Kessler could have added, by the way, that even the CFPB has conceded that dealers are entitled to compensation for their role in the auto financing process. Although there is an argument about what constitutes fair compensation for dealers, the aggregate amount of such compensation would be quite a big number. He also could have pointed out that Sen. Warren offered not one whit of evidence that subjecting car dealers to CFPB oversight, instead of the oversight of the Federal Trade Commission, as is now the case, would make any difference in enforcement efforts.

Finally, he could have pointed out that Sen. Warren offered no support whatever for her laughable statement that “auto loans are now the most troubled consumer financial product.” If there is any truth to her proposition, Kessler should point out, Sen. Warren should be blasting the FTC for its lack of oversight and enforcement.

And as a final quibble, you should note that Kessler, like most journalists, mischaracterizes the auto finance process as it operates at dealerships. Dealers do not make loans. They engage in credit sale transactions.

Before you snidely say something about “mere semantics,” consider that loans and credit sale transactions are almost always governed by different laws, including those related to maximum finance charge caps and disclosures. More importantly, in a credit sale transaction, the dealership is the initial creditor, extending credit by the act of exchanging a car for a contract containing the buyer’s promise to pay for the car over time. The dealership, by the way, could keep the credit contract and collect payments (including the full finance charge, not just some “participation” in part of it) directly from the buyer, if it wished.
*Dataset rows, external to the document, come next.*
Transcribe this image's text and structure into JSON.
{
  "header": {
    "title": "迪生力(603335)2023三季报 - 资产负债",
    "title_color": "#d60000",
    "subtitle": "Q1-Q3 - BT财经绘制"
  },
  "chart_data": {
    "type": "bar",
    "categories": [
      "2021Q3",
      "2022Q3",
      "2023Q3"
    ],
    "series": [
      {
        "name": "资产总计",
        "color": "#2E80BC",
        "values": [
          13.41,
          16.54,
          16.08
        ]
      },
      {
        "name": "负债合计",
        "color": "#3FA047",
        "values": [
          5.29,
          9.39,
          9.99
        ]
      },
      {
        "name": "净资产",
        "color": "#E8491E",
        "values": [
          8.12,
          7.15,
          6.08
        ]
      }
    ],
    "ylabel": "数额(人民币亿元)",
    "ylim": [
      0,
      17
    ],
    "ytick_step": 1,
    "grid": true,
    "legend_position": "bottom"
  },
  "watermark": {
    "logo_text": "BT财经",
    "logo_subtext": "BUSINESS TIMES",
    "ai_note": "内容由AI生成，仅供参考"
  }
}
Most dealers prefer liquidity, and do not want to hold and service these contracts, so they sell the contracts to finance companies, banks, and credit unions (not as “brokers,” as Kessler characterizes them, but as primary parties in the credit sale to the car buyer). Other dealers do keep their credit contracts. They are called buy-here, pay-here dealers, and most dealers who keep their contracts are not exempt from the CFPB’s jurisdiction.

The role of dealerships in auto finance is accurately described in a publication called “Understanding Vehicle Finance,” a consumer education publication produced jointly by the American Financial Services Association (AFSA) and the NADA, in cooperation with the FTC. This pamphlet should be a “must read” for any reporter writing about auto financing. I’m sending Kessler a copy.
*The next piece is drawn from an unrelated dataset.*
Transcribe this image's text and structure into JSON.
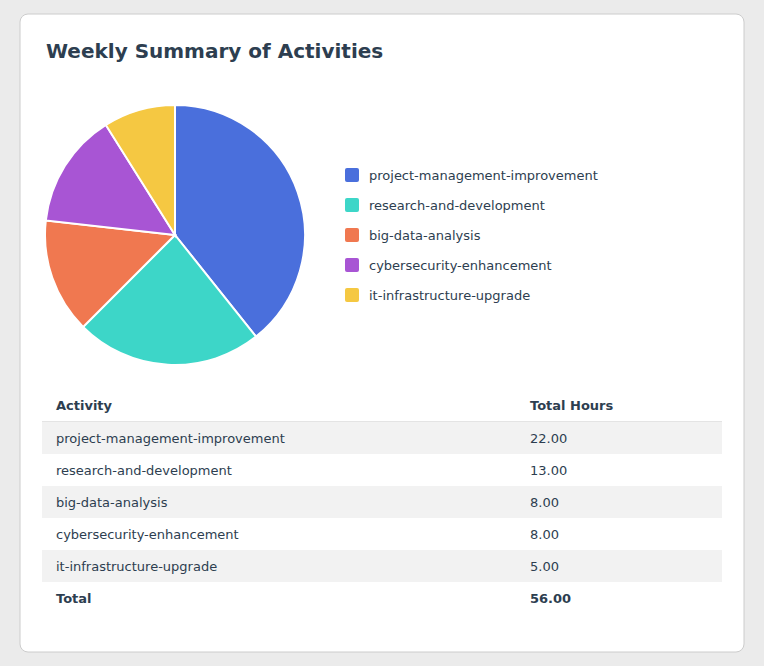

So, good work, Mr. Kessler. I was tempted to give you half a Pinocchio for not calling Sen. Warren out on her other claims and for not correctly describing the business you are writing about, but you did such a thorough job on the $26 billion claim that I decided to give you a pass.

Comment

  1. 1. Harold White [ July 04, 2015 @ 04:51PM ]
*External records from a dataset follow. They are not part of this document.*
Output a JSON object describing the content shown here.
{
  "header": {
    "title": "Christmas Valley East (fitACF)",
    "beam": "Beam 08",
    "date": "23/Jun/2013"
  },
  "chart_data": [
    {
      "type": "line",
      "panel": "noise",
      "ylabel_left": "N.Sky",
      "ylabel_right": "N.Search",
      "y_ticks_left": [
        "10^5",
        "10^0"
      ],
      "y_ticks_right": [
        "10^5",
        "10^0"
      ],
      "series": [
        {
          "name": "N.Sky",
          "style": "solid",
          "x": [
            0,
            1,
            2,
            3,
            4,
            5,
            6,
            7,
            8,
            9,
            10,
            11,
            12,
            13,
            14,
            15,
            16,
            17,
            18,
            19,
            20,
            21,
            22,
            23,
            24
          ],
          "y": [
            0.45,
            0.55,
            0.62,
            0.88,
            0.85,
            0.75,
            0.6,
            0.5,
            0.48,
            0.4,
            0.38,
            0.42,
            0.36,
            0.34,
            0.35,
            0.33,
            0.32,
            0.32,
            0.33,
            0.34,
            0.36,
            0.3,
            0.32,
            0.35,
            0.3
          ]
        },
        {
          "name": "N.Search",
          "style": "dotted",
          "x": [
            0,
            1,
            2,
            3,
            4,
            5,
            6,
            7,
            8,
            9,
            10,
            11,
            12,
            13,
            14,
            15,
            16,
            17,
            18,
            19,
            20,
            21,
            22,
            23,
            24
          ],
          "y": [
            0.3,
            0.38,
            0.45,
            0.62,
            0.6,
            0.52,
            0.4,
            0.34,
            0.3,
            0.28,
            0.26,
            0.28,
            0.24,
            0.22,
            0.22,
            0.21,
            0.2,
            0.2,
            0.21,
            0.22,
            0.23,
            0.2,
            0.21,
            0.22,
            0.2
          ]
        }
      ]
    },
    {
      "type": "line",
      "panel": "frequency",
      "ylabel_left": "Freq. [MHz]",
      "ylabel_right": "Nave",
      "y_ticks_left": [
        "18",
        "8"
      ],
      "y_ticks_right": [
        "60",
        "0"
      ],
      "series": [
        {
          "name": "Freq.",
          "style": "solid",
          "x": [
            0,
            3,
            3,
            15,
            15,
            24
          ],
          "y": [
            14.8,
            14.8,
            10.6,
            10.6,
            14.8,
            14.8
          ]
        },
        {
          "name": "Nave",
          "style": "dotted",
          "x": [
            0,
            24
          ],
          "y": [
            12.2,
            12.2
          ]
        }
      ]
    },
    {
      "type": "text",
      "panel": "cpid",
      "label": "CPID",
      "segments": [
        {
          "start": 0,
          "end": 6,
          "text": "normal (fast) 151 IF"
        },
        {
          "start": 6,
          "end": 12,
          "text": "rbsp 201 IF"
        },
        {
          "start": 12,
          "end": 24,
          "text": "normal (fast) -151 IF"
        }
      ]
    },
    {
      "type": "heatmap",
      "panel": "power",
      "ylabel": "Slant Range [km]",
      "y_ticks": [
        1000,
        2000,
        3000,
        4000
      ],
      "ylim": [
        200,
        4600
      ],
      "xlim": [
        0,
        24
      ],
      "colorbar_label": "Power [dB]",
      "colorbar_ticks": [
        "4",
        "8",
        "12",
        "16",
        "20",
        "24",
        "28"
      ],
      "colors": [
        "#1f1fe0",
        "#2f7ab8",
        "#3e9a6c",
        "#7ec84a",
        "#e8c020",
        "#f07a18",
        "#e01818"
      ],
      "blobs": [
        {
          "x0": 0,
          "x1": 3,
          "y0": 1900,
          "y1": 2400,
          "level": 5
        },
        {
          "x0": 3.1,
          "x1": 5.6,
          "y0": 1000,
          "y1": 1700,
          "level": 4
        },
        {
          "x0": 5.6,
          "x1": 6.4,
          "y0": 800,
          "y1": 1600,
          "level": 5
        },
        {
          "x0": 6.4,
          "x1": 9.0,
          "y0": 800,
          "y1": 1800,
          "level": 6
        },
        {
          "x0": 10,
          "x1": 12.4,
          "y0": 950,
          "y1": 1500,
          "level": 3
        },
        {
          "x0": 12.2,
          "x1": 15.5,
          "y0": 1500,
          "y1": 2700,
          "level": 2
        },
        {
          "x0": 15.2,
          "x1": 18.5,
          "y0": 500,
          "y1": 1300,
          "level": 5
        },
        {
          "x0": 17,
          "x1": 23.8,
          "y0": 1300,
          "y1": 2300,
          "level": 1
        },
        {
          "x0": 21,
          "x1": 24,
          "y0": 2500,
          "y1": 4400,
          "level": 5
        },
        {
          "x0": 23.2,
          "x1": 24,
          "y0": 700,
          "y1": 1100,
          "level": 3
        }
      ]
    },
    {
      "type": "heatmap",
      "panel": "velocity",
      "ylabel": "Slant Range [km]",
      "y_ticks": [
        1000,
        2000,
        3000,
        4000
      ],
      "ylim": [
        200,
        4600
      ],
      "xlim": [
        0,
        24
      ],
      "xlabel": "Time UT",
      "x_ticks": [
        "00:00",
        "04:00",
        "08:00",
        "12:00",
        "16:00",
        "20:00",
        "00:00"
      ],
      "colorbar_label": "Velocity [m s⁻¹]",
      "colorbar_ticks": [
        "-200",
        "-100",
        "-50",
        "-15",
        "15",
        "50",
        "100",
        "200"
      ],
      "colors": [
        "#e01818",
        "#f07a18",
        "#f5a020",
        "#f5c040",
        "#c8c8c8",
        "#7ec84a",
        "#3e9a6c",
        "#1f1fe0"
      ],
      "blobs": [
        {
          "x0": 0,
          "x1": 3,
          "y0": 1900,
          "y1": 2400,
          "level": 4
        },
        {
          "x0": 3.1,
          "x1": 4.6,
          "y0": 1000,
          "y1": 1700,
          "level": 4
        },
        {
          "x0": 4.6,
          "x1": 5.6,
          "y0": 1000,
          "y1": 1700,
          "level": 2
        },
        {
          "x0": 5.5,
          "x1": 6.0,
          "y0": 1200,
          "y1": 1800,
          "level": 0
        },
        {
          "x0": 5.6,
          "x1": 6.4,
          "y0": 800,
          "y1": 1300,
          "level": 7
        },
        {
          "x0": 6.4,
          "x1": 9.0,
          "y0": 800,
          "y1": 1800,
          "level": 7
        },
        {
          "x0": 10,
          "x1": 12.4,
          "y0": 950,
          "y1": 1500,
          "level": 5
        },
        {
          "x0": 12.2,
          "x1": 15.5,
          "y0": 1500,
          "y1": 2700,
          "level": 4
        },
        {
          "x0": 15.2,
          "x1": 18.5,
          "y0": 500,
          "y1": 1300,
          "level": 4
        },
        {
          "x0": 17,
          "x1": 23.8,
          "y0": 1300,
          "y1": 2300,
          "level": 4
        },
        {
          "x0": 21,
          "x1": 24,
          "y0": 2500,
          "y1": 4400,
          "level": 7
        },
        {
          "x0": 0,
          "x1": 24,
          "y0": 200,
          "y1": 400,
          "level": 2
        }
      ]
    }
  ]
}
    While I agree with some of the article, I do take offense to the statement dealers "mark up cost consumers $26B, it's actually the After Market Service Contracts" that cost even more than $26B to the consumer. These contracts are designed to deny car breakdown benefits to the consumer. Some FINANCIAL INSTITUTIONS are actually part of the scandal. I have an example right now, in our shop to prove this out. The customer is about to be a victim, however, I will personally try to minimize her expense. These contracts are worthless - only a Manufactures Contract has merit. I actually, had a Manufacturers rep. help to diagnose the customers concern, which the manufacturer agreed they would pay, if it was their contract. I'll discuss with you, if you are in deed for real.